7Pour le Combahee River Collective, cette intensification de la lutte impliquera une mobilisation par-delà les identités, par-delà les groupes particuliers et leurs différences : un travail constant de construction de coalition, non pas en vue de prendre le pouvoir, mais dans le but d’obtenir justice : « if it’s a forward movement toward justice, you will see that people of different backgrounds and different places in a social structure actually at times come together16 ». Commentant cette nécessité, Barbara Smith rappelle d’ailleurs que le travail en coalition est la seule manière de « gagner » et de survivre :

« The only way that we can win—and before winning, the only way we can survive is by working with each other, and not seeing each other as enemies. There’s far too much of the perspective of: “You’re not like me. I’m not like you. I’m not a transgender person. I don’t give a damn whether you can go to a bathroom or not. And the fact that you’re being murdered summarily, and that your income levels keep you in poverty far more likely than somebody who is cisgender—that’s not my problem!” Those are bad politics. Really, really bad politics. And the reason it’s important, as I said, is because that’s how we win, and that’s how we survive in the meantime17. »  

8Cette double exigence dont traite Smith, qui invite à ne jamais sacrifier la survie au profit de la victoire, et qui imbrique de fait les moyens et finalités dans un seul processus, m’apparaît comme une dynamique clef pour comprendre le concept de politiques identitaires. Car si l’on prend au sérieux une telle démarche, ce qu’on y entend, c’est que la survie et la quête de justice, pour celles de la marge, ont trop longtemps été sacrifiées par les mouvements révolutionnaires au profit de la victoire à venir, du tant attendu Grand Soir qui eut renversé les structures du pouvoir et permis le démantèlement des structures d’oppression. Si une telle perspective n’est que rarement défendue aujourd’hui par la gauche radicale, je crois qu’elle hante tout de même bien des mouvements et orientations politiques révolutionnaires nord-occidentales : car, si rares sont celles qui escomptent toujours ce Grand Soir, le spectre de celui-ci joue encore un rôle de leurre performatif, notamment dans les exigences désidentificatoires. C’est ce que je tenterai d’explorer subséquemment, en me penchant sur un exemple qui, à mon sens, permet d’approcher plus concrètement et finement certaines des tensions relevées jusqu’ici18.

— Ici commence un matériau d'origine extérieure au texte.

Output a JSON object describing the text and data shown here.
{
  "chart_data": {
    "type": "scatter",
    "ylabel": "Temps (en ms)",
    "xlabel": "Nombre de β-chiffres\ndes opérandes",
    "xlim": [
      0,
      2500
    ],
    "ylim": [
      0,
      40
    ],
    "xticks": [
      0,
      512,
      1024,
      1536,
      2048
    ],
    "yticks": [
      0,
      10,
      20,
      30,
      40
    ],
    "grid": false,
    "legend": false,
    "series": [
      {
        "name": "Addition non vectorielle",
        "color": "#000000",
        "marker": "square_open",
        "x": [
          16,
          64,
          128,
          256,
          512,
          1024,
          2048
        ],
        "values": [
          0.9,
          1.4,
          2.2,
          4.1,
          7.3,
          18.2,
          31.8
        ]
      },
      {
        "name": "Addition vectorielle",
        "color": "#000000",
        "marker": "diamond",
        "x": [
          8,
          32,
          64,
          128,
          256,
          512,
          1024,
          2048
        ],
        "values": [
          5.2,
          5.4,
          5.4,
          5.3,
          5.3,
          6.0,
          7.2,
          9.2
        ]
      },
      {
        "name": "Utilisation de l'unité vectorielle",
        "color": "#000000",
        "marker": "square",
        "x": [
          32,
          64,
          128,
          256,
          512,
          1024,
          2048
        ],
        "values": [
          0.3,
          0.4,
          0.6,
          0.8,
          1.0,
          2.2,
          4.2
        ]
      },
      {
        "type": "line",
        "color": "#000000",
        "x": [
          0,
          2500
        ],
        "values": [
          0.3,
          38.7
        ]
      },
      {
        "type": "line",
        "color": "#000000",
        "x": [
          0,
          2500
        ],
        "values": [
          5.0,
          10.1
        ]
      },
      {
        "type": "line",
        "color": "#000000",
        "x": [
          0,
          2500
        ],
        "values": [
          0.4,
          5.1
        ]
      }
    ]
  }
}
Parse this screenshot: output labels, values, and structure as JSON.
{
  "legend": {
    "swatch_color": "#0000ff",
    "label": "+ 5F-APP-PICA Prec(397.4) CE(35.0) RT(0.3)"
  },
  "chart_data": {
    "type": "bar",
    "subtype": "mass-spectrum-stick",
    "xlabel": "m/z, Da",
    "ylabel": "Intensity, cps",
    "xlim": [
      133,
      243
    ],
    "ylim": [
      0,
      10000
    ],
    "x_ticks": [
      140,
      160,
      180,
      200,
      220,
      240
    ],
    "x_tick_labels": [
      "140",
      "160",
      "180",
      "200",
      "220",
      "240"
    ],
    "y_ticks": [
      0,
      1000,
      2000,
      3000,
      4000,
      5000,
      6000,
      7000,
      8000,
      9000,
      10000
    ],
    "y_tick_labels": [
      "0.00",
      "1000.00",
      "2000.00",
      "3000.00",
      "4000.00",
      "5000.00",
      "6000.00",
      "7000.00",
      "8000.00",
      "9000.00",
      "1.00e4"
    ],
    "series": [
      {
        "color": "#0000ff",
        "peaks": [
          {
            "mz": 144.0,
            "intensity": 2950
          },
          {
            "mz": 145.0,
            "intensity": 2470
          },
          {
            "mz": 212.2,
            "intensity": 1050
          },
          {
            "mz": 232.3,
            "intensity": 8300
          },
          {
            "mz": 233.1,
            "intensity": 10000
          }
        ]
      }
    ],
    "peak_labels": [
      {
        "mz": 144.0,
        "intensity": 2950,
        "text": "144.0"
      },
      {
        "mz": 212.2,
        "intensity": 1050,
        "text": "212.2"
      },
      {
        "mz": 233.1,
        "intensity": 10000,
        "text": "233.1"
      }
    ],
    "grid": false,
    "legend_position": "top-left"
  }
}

Désidentification et anonymat : n’avoir que le refus en partage

9Quiconque est familier à la fois avec les écrits d’une certaine constellation de la gauche radicale actuelle et avec la trajectoire politique de Maurice Blanchot peut faire entre eux des rapprochements immédiats19. Refus, désidentification, désœuvrement, révolution, anti-parlementarisme ou insurrection n’en sont que quelques-unes des thématiques communes et prépondérantes. C’est qu’à partir du milieu des années 195020, l’auteur aura consacré ses écrits à une exploration de quelque chose comme une inclination révolutionnaire vitale, une « révolution de la révolution21 », écrira-t-il dans une lettre à Marguerite Duras ; perspective qui, on s’en doute, aura laissé un sillage saisissant dans l’histoire de la contestation radicale nord-occidentale22.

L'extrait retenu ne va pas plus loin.